You should read the whole article and the call to arms at the end, for me it’s quite moving. After all, I have such a little voice in these conversations. I have no one to represent me, to speak for me and others like me to the universities at which we teach. Now, I should say that things aren’t so bad for me as they are for others. For starters, at the university for which I currently teach one class online their tuition rate is much lower and one student spends less per credit hour than I make, unlike the examples in the article. Also, when I teach the class again this Spring, I’ll make a bit more since I have my PhD now (or will have it more firmly after I finish my corrections for next month). That said, even in these slightly better circumstances, my class, which had 11 students made the university $9570 and only cost them $1800 for my pay (I’m sure it cost them more than that for the web developers with whom I worked and fees related to that; they also paid me separately, and rather well, for developing the course, but that’s a one time fee, I won’t be making it again in the Spring since I’m teaching the same course). Even if you add the $3000 they paid me for writing and recording the lectures and otherwise developing the class, they still gained $4770 and can now use this class with other online instructors, paying them either $1800 or $2100 depending on whether or not they have a PhD, for as long the university and the digital recordings exist. I don’t say this to denigrate the people for whom I work. I’m glad for the opportunity and mostly had a good time teaching the class. Nevertheless, there’s a systemic problem here when people like myself, and many of my former colleagues from my PhD program, have to take these little one off jobs that don’t pay us enough to support ourselves let alone the families that so many of us have. (Another person in a similar boat to mine is Artur Rosman who wrote on a similar issue on Labor Day: “The Anxiety of the Freshly Unemployed Man on Labor Day“).

So, things are hard, not just for me, not even primarily for me. I’ve been very fortunate in receiving aid of various kinds from friends and especially family. I don’t want to be a downer, to be that guy who just sits around complaining about how bad things are for me or people like me. It’s not typically in my nature. But I feel like we need to draw our attention to this issue and others like it. We need to start thinking about the changes that need to be made on a societal level. There have to be solutions to these problems. Perhaps a kind of guild system as Smith suggests is one way of avoiding poverty-stricken academics (for those who have read the work of John Milbank, you’ll know that this would appeal to someone like him). Perhaps its time for parents and students to ask more out of their universities, but not more sports centers or hotels, or greater focus on how x degree is going to get me jobs y or z, but instead a better focus on the actual teaching and forming of the students.

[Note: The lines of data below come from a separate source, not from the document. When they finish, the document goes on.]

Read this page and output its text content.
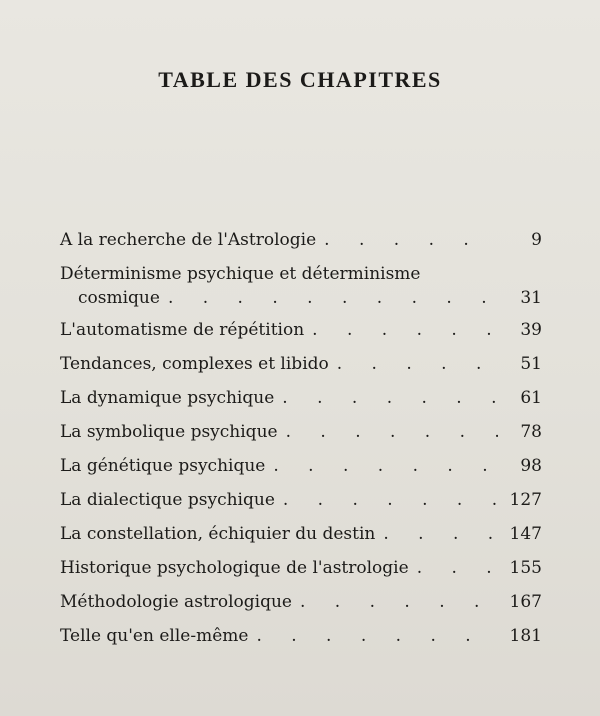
TABLE DES CHAPITRES
A la recherche de l'Astrologie . . .	9
Déterminisme psychique et déterminisme
cosmique . . .	31
L'automatisme de répétition . . .	39
Tendances, complexes et libido . . .	51
La dynamique psychique . . .	61
La symbolique psychique . . .	78
La génétique psychique . . .	98
La dialectique psychique . . .	127
La constellation, échiquier du destin . . .	147
Historique psychologique de l'astrologie . . .	155
Méthodologie astrologique . . .	167
Telle qu'en elle-même . . .	181
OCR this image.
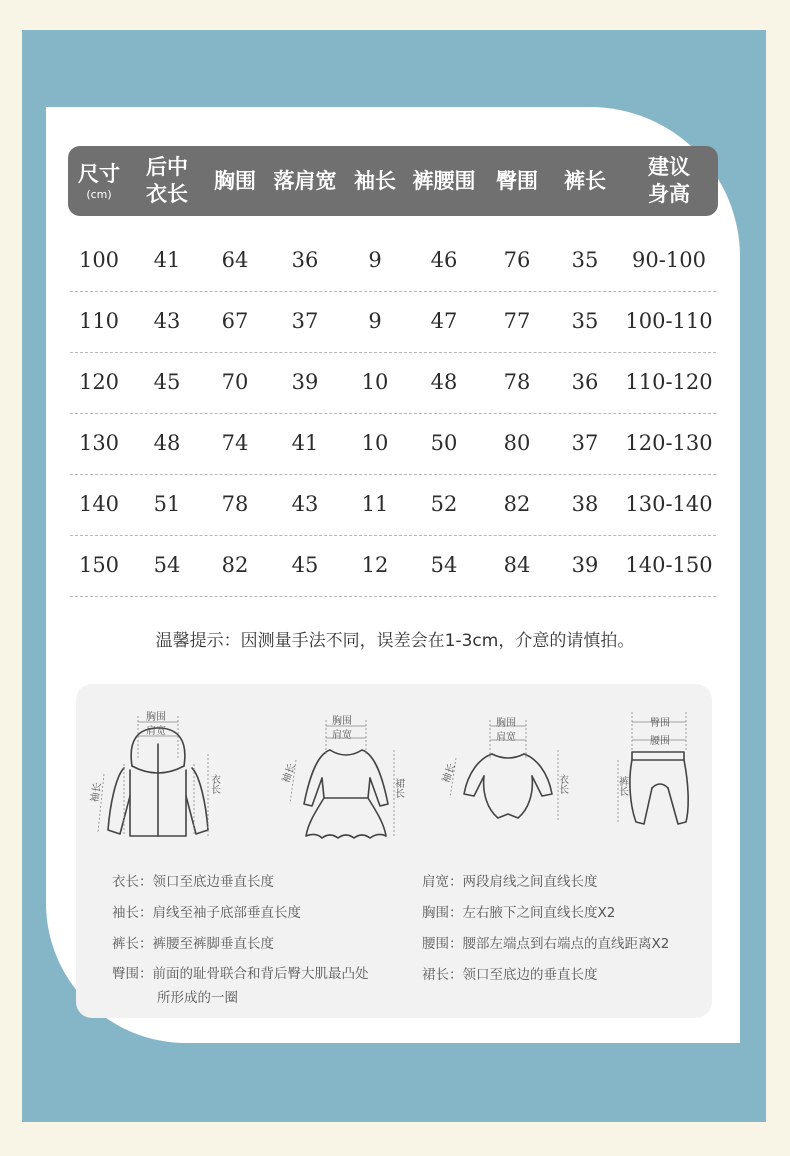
尺寸
(cm)
后中
衣长
胸围 落肩宽 袖长 裤腰围 臀围 裤长
建议
身高
100 41 64 36 9 46 76 35 90-100
110 43 67 37 9 47 77 35 100-110
120 45 70 39 10 48 78 36 110-120
130 48 74 41 10 50 80 37 120-130
140 51 78 43 11 52 82 38 130-140
150 54 82 45 12 54 84 39 140-150
温馨提示：因测量手法不同，误差会在1-3cm，介意的请慎拍。
胸围
肩宽
袖长	衣长
胸围
肩宽
袖长
裙长
胸围
肩宽
袖长	衣长
臀围
腰围
裤长
衣长：领口至底边垂直长度
袖长：肩线至袖子底部垂直长度
裤长：裤腰至裤脚垂直长度
臀围：前面的耻骨联合和背后臀大肌最凸处
所形成的一圈
肩宽：两段肩线之间直线长度
胸围：左右腋下之间直线长度X2
腰围：腰部左端点到右端点的直线距离X2
裙长：领口至底边的垂直长度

To end on a lighter note, I want to share part of another article I read today, “7.5 Tips to Survive and Thrive in (a Jesuit) College.” I’m a big fan of Jesuit schools, at least on the philosophical level, because I agree with their notions concerning holistic education. In nearly every cover letter I send out I write some version of this sentence, “I am dedicated to the notion that education, particularly theological, but all education, is intended to help form human beings, to prepare them for the Beatific Vision and to participate in the transformation of this world.” The end of education isn’t to get a job, but to be formed as a human being. So let me share with you this quotation from Tim O’Brien who definitely seems to agree with me:

Who you are today, and who you become in these four years, matters a great deal to us as Jesuits. Because we believe that who you are and who you become matters for this world of ours. Because we believe that who you are and who you become matters greatly to God.